FSE2025
A Knowledge Enhanced Large Language Model for Bug Localization
Yue Li, Bohan Liu, Ting Zhang, Zhiqi Wang, David Lo, Lanxin Yang, Jun Lyu, He Zhang
被引用 3 次
摘要
A significant number of bug reports are generated every day as software systems continue to develop. Large Language Models (LLMs) have been used to correlate bug reports with source code to locate bugs automatically. The existing research has shown that LLMs are effective for bug localization and can increase software development efficiency. However, these studies still have two limitations. First, these models fail to capture context information about bug reports and source code.
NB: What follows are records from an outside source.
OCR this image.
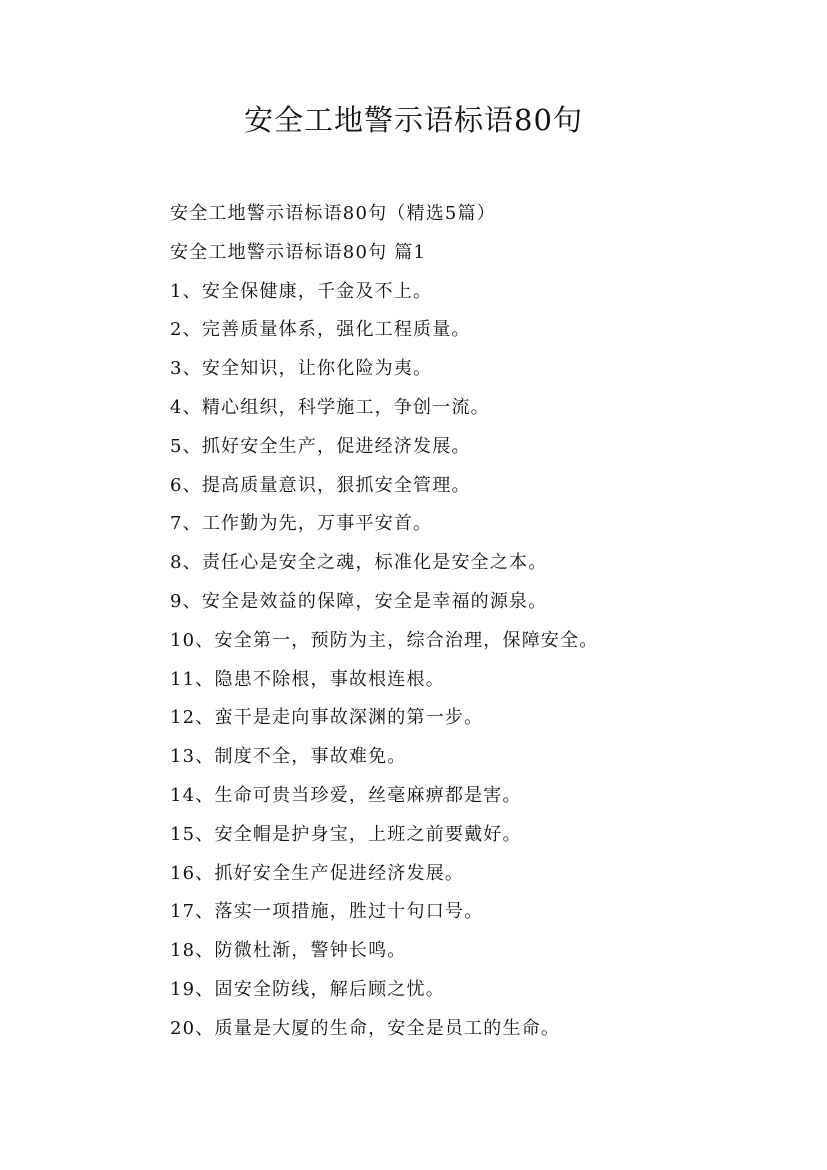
安全工地警示语标语80句
安全工地警示语标语80句（精选5篇）
安全工地警示语标语80句 篇1
1、安全保健康，千金及不上。
2、完善质量体系，强化工程质量。
3、安全知识，让你化险为夷。
4、精心组织，科学施工，争创一流。
5、抓好安全生产，促进经济发展。
6、提高质量意识，狠抓安全管理。
7、工作勤为先，万事平安首。
8、责任心是安全之魂，标准化是安全之本。
9、安全是效益的保障，安全是幸福的源泉。
10、安全第一，预防为主，综合治理，保障安全。
11、隐患不除根，事故根连根。
12、蛮干是走向事故深渊的第一步。
13、制度不全，事故难免。
14、生命可贵当珍爱，丝毫麻痹都是害。
15、安全帽是护身宝，上班之前要戴好。
16、抓好安全生产促进经济发展。
17、落实一项措施，胜过十句口号。
18、防微杜渐，警钟长鸣。
19、固安全防线，解后顾之忧。
20、质量是大厦的生命，安全是员工的生命。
Second, these models are unable to understand the domain-specific expertise inherent to particular projects, such as version information in projects that are composed of alphanumeric characters without any semantic meaning. To address these challenges, we propose a K nowledge E nhanced P re- T rained model using project documents and historical code, called KEPT , for bug localization. Project documents record, revise, and restate project information that provides rich semantic information about those projects. Historical code contains rich code semantic information that can enhance the reasoning ability of LLMs. Specifically, we construct knowledge graphs from project documents and source code. Then, we introduce knowledge graphs to the LLM through soft-position embedding and visible matrices, enhancing its contextual and professional reasoning ability. To validate our model, we conducted a series of experiments on seven open-source software projects with over 6,000 bug reports. Compared with the traditional model (Locus), KEPT performs better by 33.2% to 59.5% in terms of mean reciprocal rank, mean average precision, and Top@N. Compared with the best-performing non-commercial LLM (CodeT5), KEPT achieves an improvement of 36.6% to 63.7%. Compared to the state-of-the-art commercial LLM developed by OpenAI, called text-embedding-ada-002 , KEPT achieves an average improvement of 7.8% to 17.4%. The results indicate that introducing knowledge graphs contributes to enhance the effectiveness of the LLM in bug localization.